Entre menace et volonté d’apaisement, l’exécutif tente de sortir de la crise

PARIS, 10 juin 2016 (AFP) – Entre menace de réquisition et volonté d’apaisement, l’exécutif tente de sortir de la crise sociale in extremis, le jour même de l’ouverture de l’Euro, qui se doit d’être « une belle vitrine de la France » selon Manuel Valls.

Alors que tous les yeux sont braqués sur la France touchée par les grèves d’éboueurs, de cheminots et de pilotes, le ton est monté jeudi soir. A quelques minutes d’intervalle, les deux têtes de l’exécutif ont affiché leur fermeté face aux grèves.

En marge d’un déplacement à Clermont-Ferrand, le Premier ministre Manuel Valls, interrogé sur une possible réquisition de conducteurs, n’a exclu « aucune hypothèse » pour acheminer les spectateurs des matches de football, soucieux que la compétition sportive « soit une belle vitrine de la France ».

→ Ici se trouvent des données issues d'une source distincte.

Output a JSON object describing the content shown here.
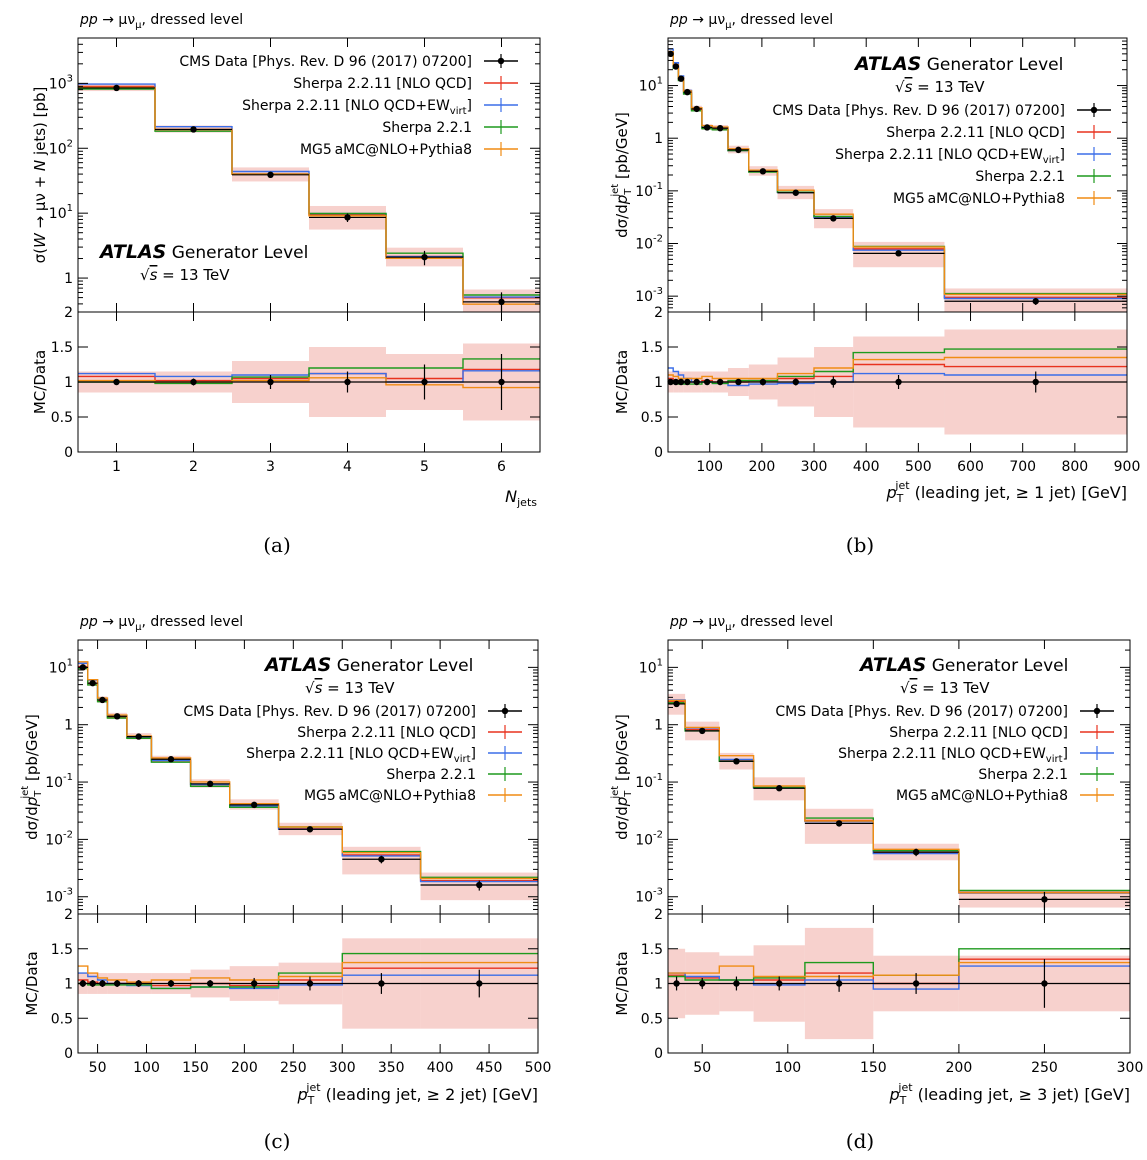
{
  "figure": {
    "panel_labels": [
      "(a)",
      "(b)",
      "(c)",
      "(d)"
    ]
  },
  "colors": {
    "data": "#000000",
    "sherpa_nlo_qcd": "#e8321f",
    "sherpa_nlo_qcd_ew": "#3b6ee8",
    "sherpa_221": "#1e9a1e",
    "mg5": "#f08c14",
    "uncertainty_band": "#f4c2bc"
  },
  "chart_data": [
    {
      "type": "line",
      "process": "pp → μν, dressed level",
      "atlas": "ATLAS",
      "generator_level": "Generator Level",
      "energy": "√s = 13 TeV",
      "xlabel": "N_jets",
      "ylabel": "σ(W → μν + N jets) [pb]",
      "ratio_ylabel": "MC/Data",
      "xlim": [
        0.5,
        6.5
      ],
      "ylim": [
        0.3,
        5000
      ],
      "ylog": true,
      "ratio_ylim": [
        0,
        2
      ],
      "xticks": [
        1,
        2,
        3,
        4,
        5,
        6
      ],
      "yticks": [
        {
          "v": 1,
          "l": "1"
        },
        {
          "v": 10,
          "l": "10^1"
        },
        {
          "v": 100,
          "l": "10^2"
        },
        {
          "v": 1000,
          "l": "10^3"
        }
      ],
      "ratio_ticks": [
        "0",
        "0.5",
        "1",
        "1.5",
        "2"
      ],
      "legend_entries": [
        "CMS Data [Phys. Rev. D 96 (2017) 07200]",
        "Sherpa 2.2.11 [NLO QCD]",
        "Sherpa 2.2.11 [NLO QCD+EW_virt]",
        "Sherpa 2.2.1",
        "MG5_aMC@NLO+Pythia8"
      ],
      "edges": [
        0.5,
        1.5,
        2.5,
        3.5,
        4.5,
        5.5,
        6.5
      ],
      "data_x": [
        1,
        2,
        3,
        4,
        5,
        6
      ],
      "data": [
        850,
        195,
        39,
        8.6,
        2.1,
        0.43
      ],
      "data_err": [
        0.03,
        0.05,
        0.1,
        0.15,
        0.25,
        0.4
      ],
      "band": [
        0.15,
        0.15,
        0.3,
        0.5,
        0.4,
        0.55
      ],
      "ratios": {
        "sherpa_nlo_qcd": [
          1.08,
          1.02,
          1.05,
          1.12,
          1.05,
          1.18
        ],
        "sherpa_nlo_qcd_ew": [
          1.12,
          1.08,
          1.1,
          1.12,
          1.0,
          1.16
        ],
        "sherpa_221": [
          1.0,
          0.98,
          1.07,
          1.2,
          1.2,
          1.33
        ],
        "mg5": [
          1.02,
          1.0,
          1.02,
          1.06,
          0.96,
          0.92
        ]
      }
    },
    {
      "type": "line",
      "process": "pp → μν, dressed level",
      "atlas": "ATLAS",
      "generator_level": "Generator Level",
      "energy": "√s = 13 TeV",
      "xlabel": "p_T^jet (leading jet, ≥ 1 jet) [GeV]",
      "ylabel": "dσ/dp_T^jet [pb/GeV]",
      "ratio_ylabel": "MC/Data",
      "xlim": [
        20,
        900
      ],
      "ylim": [
        0.0005,
        80
      ],
      "ylog": true,
      "ratio_ylim": [
        0,
        2
      ],
      "xticks": [
        100,
        200,
        300,
        400,
        500,
        600,
        700,
        800,
        900
      ],
      "yticks": [
        {
          "v": 0.001,
          "l": "10^-3"
        },
        {
          "v": 0.01,
          "l": "10^-2"
        },
        {
          "v": 0.1,
          "l": "10^-1"
        },
        {
          "v": 1,
          "l": "1"
        },
        {
          "v": 10,
          "l": "10^1"
        }
      ],
      "ratio_ticks": [
        "0",
        "0.5",
        "1",
        "1.5",
        "2"
      ],
      "legend_entries": [
        "CMS Data [Phys. Rev. D 96 (2017) 07200]",
        "Sherpa 2.2.11 [NLO QCD]",
        "Sherpa 2.2.11 [NLO QCD+EW_virt]",
        "Sherpa 2.2.1",
        "MG5_aMC@NLO+Pythia8"
      ],
      "edges": [
        20,
        30,
        40,
        50,
        65,
        85,
        105,
        135,
        175,
        230,
        300,
        375,
        550,
        900
      ],
      "data_x": [
        25,
        35,
        45,
        57,
        75,
        95,
        120,
        155,
        202,
        265,
        337,
        462,
        725
      ],
      "data": [
        40,
        23,
        13.5,
        7.5,
        3.6,
        1.6,
        1.55,
        0.6,
        0.235,
        0.092,
        0.03,
        0.0065,
        0.0008
      ],
      "data_err": [
        0.03,
        0.03,
        0.03,
        0.03,
        0.03,
        0.03,
        0.03,
        0.03,
        0.05,
        0.05,
        0.08,
        0.1,
        0.15
      ],
      "band": [
        0.15,
        0.15,
        0.15,
        0.15,
        0.15,
        0.15,
        0.15,
        0.2,
        0.25,
        0.35,
        0.5,
        0.65,
        0.75
      ],
      "ratios": {
        "sherpa_nlo_qcd": [
          1.05,
          1.02,
          1.0,
          1.0,
          1.0,
          1.02,
          1.0,
          1.0,
          1.02,
          1.05,
          1.08,
          1.25,
          1.22
        ],
        "sherpa_nlo_qcd_ew": [
          1.2,
          1.15,
          1.1,
          1.05,
          1.0,
          1.0,
          0.98,
          0.95,
          0.97,
          0.98,
          1.0,
          1.12,
          1.1
        ],
        "sherpa_221": [
          1.0,
          0.98,
          0.97,
          0.97,
          0.97,
          1.0,
          0.98,
          1.02,
          1.02,
          1.08,
          1.15,
          1.42,
          1.47
        ],
        "mg5": [
          1.1,
          1.08,
          1.05,
          1.05,
          1.05,
          1.08,
          1.05,
          1.05,
          1.05,
          1.12,
          1.2,
          1.32,
          1.35
        ]
      }
    },
    {
      "type": "line",
      "process": "pp → μν, dressed level",
      "atlas": "ATLAS",
      "generator_level": "Generator Level",
      "energy": "√s = 13 TeV",
      "xlabel": "p_T^jet (leading jet, ≥ 2 jet) [GeV]",
      "ylabel": "dσ/dp_T^jet [pb/GeV]",
      "ratio_ylabel": "MC/Data",
      "xlim": [
        30,
        500
      ],
      "ylim": [
        0.0005,
        30
      ],
      "ylog": true,
      "ratio_ylim": [
        0,
        2
      ],
      "xticks": [
        50,
        100,
        150,
        200,
        250,
        300,
        350,
        400,
        450,
        500
      ],
      "yticks": [
        {
          "v": 0.001,
          "l": "10^-3"
        },
        {
          "v": 0.01,
          "l": "10^-2"
        },
        {
          "v": 0.1,
          "l": "10^-1"
        },
        {
          "v": 1,
          "l": "1"
        },
        {
          "v": 10,
          "l": "10^1"
        }
      ],
      "ratio_ticks": [
        "0",
        "0.5",
        "1",
        "1.5",
        "2"
      ],
      "legend_entries": [
        "CMS Data [Phys. Rev. D 96 (2017) 07200]",
        "Sherpa 2.2.11 [NLO QCD]",
        "Sherpa 2.2.11 [NLO QCD+EW_virt]",
        "Sherpa 2.2.1",
        "MG5_aMC@NLO+Pythia8"
      ],
      "edges": [
        30,
        40,
        50,
        60,
        80,
        105,
        145,
        185,
        235,
        300,
        380,
        500
      ],
      "data_x": [
        35,
        45,
        55,
        70,
        92,
        125,
        165,
        210,
        267,
        340,
        440
      ],
      "data": [
        10,
        5.3,
        2.7,
        1.4,
        0.62,
        0.25,
        0.093,
        0.04,
        0.015,
        0.0045,
        0.0016
      ],
      "data_err": [
        0.05,
        0.05,
        0.05,
        0.05,
        0.05,
        0.05,
        0.05,
        0.08,
        0.1,
        0.15,
        0.2
      ],
      "band": [
        0.15,
        0.15,
        0.15,
        0.15,
        0.15,
        0.15,
        0.2,
        0.25,
        0.3,
        0.65,
        0.65
      ],
      "ratios": {
        "sherpa_nlo_qcd": [
          1.05,
          1.02,
          1.0,
          1.0,
          1.0,
          0.97,
          1.0,
          0.97,
          1.05,
          1.22,
          1.22
        ],
        "sherpa_nlo_qcd_ew": [
          1.15,
          1.1,
          1.05,
          1.0,
          0.97,
          0.93,
          0.95,
          0.93,
          0.98,
          1.12,
          1.12
        ],
        "sherpa_221": [
          1.0,
          0.98,
          0.98,
          0.98,
          0.98,
          0.93,
          0.95,
          0.95,
          1.15,
          1.43,
          1.43
        ],
        "mg5": [
          1.25,
          1.15,
          1.08,
          1.05,
          1.02,
          1.05,
          1.08,
          1.05,
          1.1,
          1.3,
          1.3
        ]
      }
    },
    {
      "type": "line",
      "process": "pp → μν, dressed level",
      "atlas": "ATLAS",
      "generator_level": "Generator Level",
      "energy": "√s = 13 TeV",
      "xlabel": "p_T^jet (leading jet, ≥ 3 jet) [GeV]",
      "ylabel": "dσ/dp_T^jet [pb/GeV]",
      "ratio_ylabel": "MC/Data",
      "xlim": [
        30,
        300
      ],
      "ylim": [
        0.0005,
        30
      ],
      "ylog": true,
      "ratio_ylim": [
        0,
        2
      ],
      "xticks": [
        50,
        100,
        150,
        200,
        250,
        300
      ],
      "yticks": [
        {
          "v": 0.001,
          "l": "10^-3"
        },
        {
          "v": 0.01,
          "l": "10^-2"
        },
        {
          "v": 0.1,
          "l": "10^-1"
        },
        {
          "v": 1,
          "l": "1"
        },
        {
          "v": 10,
          "l": "10^1"
        }
      ],
      "ratio_ticks": [
        "0",
        "0.5",
        "1",
        "1.5",
        "2"
      ],
      "legend_entries": [
        "CMS Data [Phys. Rev. D 96 (2017) 07200]",
        "Sherpa 2.2.11 [NLO QCD]",
        "Sherpa 2.2.11 [NLO QCD+EW_virt]",
        "Sherpa 2.2.1",
        "MG5_aMC@NLO+Pythia8"
      ],
      "edges": [
        30,
        40,
        60,
        80,
        110,
        150,
        200,
        300
      ],
      "data_x": [
        35,
        50,
        70,
        95,
        130,
        175,
        250
      ],
      "data": [
        2.3,
        0.78,
        0.23,
        0.078,
        0.019,
        0.006,
        0.0009
      ],
      "data_err": [
        0.1,
        0.08,
        0.1,
        0.1,
        0.12,
        0.15,
        0.35
      ],
      "band": [
        0.5,
        0.45,
        0.4,
        0.55,
        0.8,
        0.4,
        0.4
      ],
      "ratios": {
        "sherpa_nlo_qcd": [
          1.12,
          1.08,
          1.05,
          1.05,
          1.15,
          1.0,
          1.35
        ],
        "sherpa_nlo_qcd_ew": [
          1.15,
          1.1,
          1.05,
          0.98,
          1.05,
          0.92,
          1.25
        ],
        "sherpa_221": [
          1.1,
          1.05,
          1.05,
          1.08,
          1.3,
          1.12,
          1.5
        ],
        "mg5": [
          1.15,
          1.15,
          1.25,
          1.1,
          1.1,
          1.12,
          1.3
        ]
      }
    }
  ]
}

Quelques minutes plus tard, le président François Hollande a promis que « l’État prendra toutes les mesures nécessaires » vendredi, jour du premier match. « S’il doit y avoir des décisions, elles seront prises », a-t-il prévenu.

Vendredi matin, deux ministres concernés au premier plan ont à leur tour abaissé les cartes de la négociation. Le ministre des Transport Alain Vidalies du côté de la fermeté a affirmé qu' »il n’y aura aucune tolérance par rapport à des agissements qui remettraient en cause la grande fête dans laquelle la France s’engage ».

Du côté de l’apaisement, la ministre du Travail Myriam El Khomri s’est dite « prête à recevoir Philippe Martinez (le numéro 1 de la CGT, ndlr) dans la minute si cela peut permettre de lever tous les blocages dans le pays ».

Celui-ci a déclaré vendredi à l’AFP être « disposé » à rencontrer la ministre « même ce week-end », tout en prévenant: « la mobilisation continue ».

En attendant la réaction de M. Martinez, la ministre avait néanmoins répété que « le gouvernement n’a pas l’intention de retirer ce texte ni même de le détricoter ».

Soucieux de ne pas entretenir la tension, alors que M. Martinez a reconnu jeudi que ne pas faire de l’Euro « une vraie fête populaire » ne serait « pas la meilleure image que l’on puisse donner de la CGT », l’exécutif a d’abord multiplié les concessions (SNCF, routiers, intermittents, enseignants, aviation civile, etc).

– Dialogue plutôt que « coups de menton » –

Alors que la critique du gouvernement redonne du baume au coeur de la gauche de la gauche et que la mobilisation contre la loi travail reste populaire chez les Français, le président Hollande espérait beaucoup, selon des responsables socialistes, de l’arrivée du texte lundi au Sénat, où il va être remanié par la majorité de droite.

De même source, cette nouvelle version allait, selon le chef de l’État, permettre d’accréditer auprès des grévistes l’idée que le texte est en réalité protecteur pour les salariés. De cette manière, aidé par une opinion publique soucieuse de vivre un Euro de foot dans de bonnes conditions et de présenter une bonne image de la France, arriverait l’affaiblissement puis l’extinction de la mobilisation.

« Il attend juillet (…) C’est comme la crue: lentement ça descend », analyse un haut responsable du PS, à propos du retour du texte à l’Assemblée nationale.

« Je ne me mettrai pas dans l’impasse où le gouvernement s’est mis aujourd’hui car quoi qu’il fasse, il en subira les conséquences », a résumé vendredi Alain Juppé (LR), candidat favori des sondages pour la présidentielle, appelant à la « reprise du dialogue ».

Du côté de la gauche, on exhorte le gouvernement à « dialoguer ». « Je prône le dialogue plutôt que les méthodes qui consistent à s’envoyer des coups de menton à la figure », a déclaré vendredi la maire de Paris Anne Hidalgo (PS) qui goûte peu l’article 2 de la loi El Khomri, point central de la contestation.

« En réalité il n’y aura pas de problème, on surjoue avant le match de ce soir (…) mais ça voudrait dire qu’on mobilise de l’argent public pour faire en sorte d’acheminer des supporters là où il serait beaucoup plus simple de dire: +on renégocie+ », a analysé vendredi l’ancien ministre socialiste Benoît Hamon, renvoyant la responsabilité de la tension au « tempérament de Manuel Valls ».